As primeiras directivas comunitárias relativas a esta matéria datam de meados da

década de 70 e tinham em vista garantir a igualdade entre homens e mulheres no local de

trabalho. Com vista a efectivar este objectivo, a Comissão Europeia iniciou, em 1981, os

Programas de Acção Comunitários quinquenais, que procuravam, além de monitorizar a

aplicação das políticas instituídas, apoiar programas de investigação para o aperfeiçoamento

dessas mesmas políticas.

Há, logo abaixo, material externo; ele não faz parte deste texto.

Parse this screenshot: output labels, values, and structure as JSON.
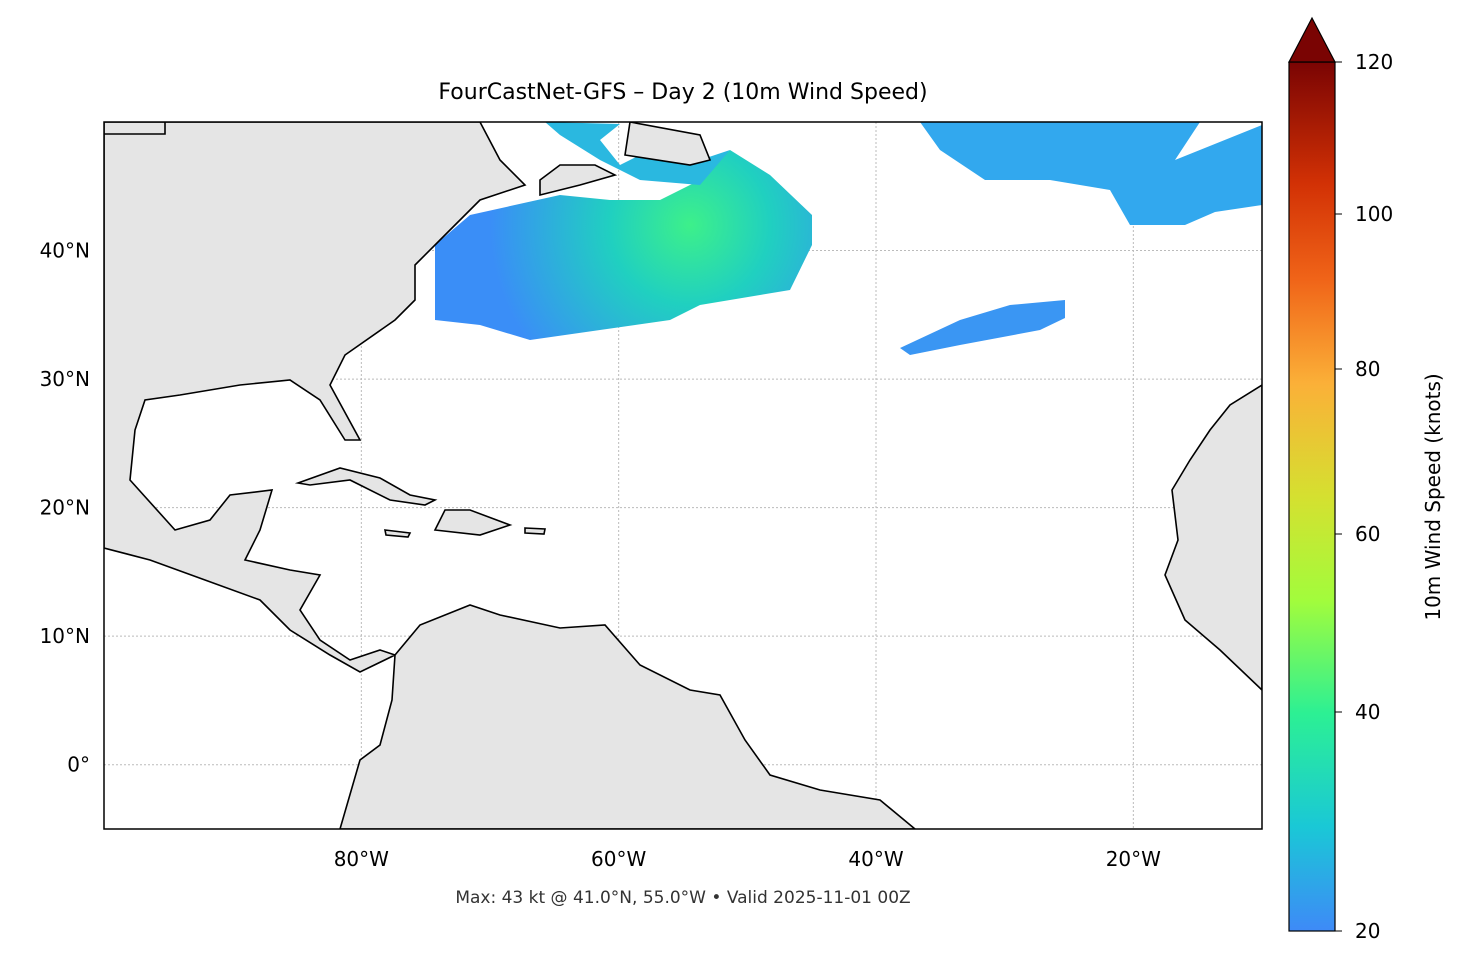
{
  "title": "FourCastNet-GFS – Day 2 (10m Wind Speed)",
  "footer": "Max: 43 kt @ 41.0°N, 55.0°W • Valid 2025-11-01 00Z",
  "map": {
    "extent_lon": [
      -100,
      -10
    ],
    "extent_lat": [
      -5,
      50
    ],
    "lon_ticks": [
      {
        "value": -80,
        "label": "80°W"
      },
      {
        "value": -60,
        "label": "60°W"
      },
      {
        "value": -40,
        "label": "40°W"
      },
      {
        "value": -20,
        "label": "20°W"
      }
    ],
    "lat_ticks": [
      {
        "value": 40,
        "label": "40°N"
      },
      {
        "value": 30,
        "label": "30°N"
      },
      {
        "value": 20,
        "label": "20°N"
      },
      {
        "value": 10,
        "label": "10°N"
      },
      {
        "value": 0,
        "label": "0°"
      }
    ],
    "gridlines": true,
    "land_color": "#e5e5e5",
    "max_point": {
      "lat": 41.0,
      "lon": -55.0,
      "value_kt": 43
    }
  },
  "colorbar": {
    "label": "10m Wind Speed (knots)",
    "range": [
      20,
      120
    ],
    "extend": "max",
    "ticks": [
      20,
      40,
      60,
      80,
      100,
      120
    ],
    "colormap": "turbo",
    "colors": {
      "low": "#3e8af7",
      "mid": "#2cf094",
      "high": "#7a0403"
    }
  }
}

Contudo, estes Programas de Acção tiveram, até ao início dos

anos 90, resultados muito limitados, sendo o III Programa de Acção (1991-1995) aquele

que apresentou progressos mais assinaláveis, abrindo a porta à promoção da participação

das mulheres nos processos de decision making, bem como à institucionalização de uma

política de mainstreaming em todos os domínios comunitários.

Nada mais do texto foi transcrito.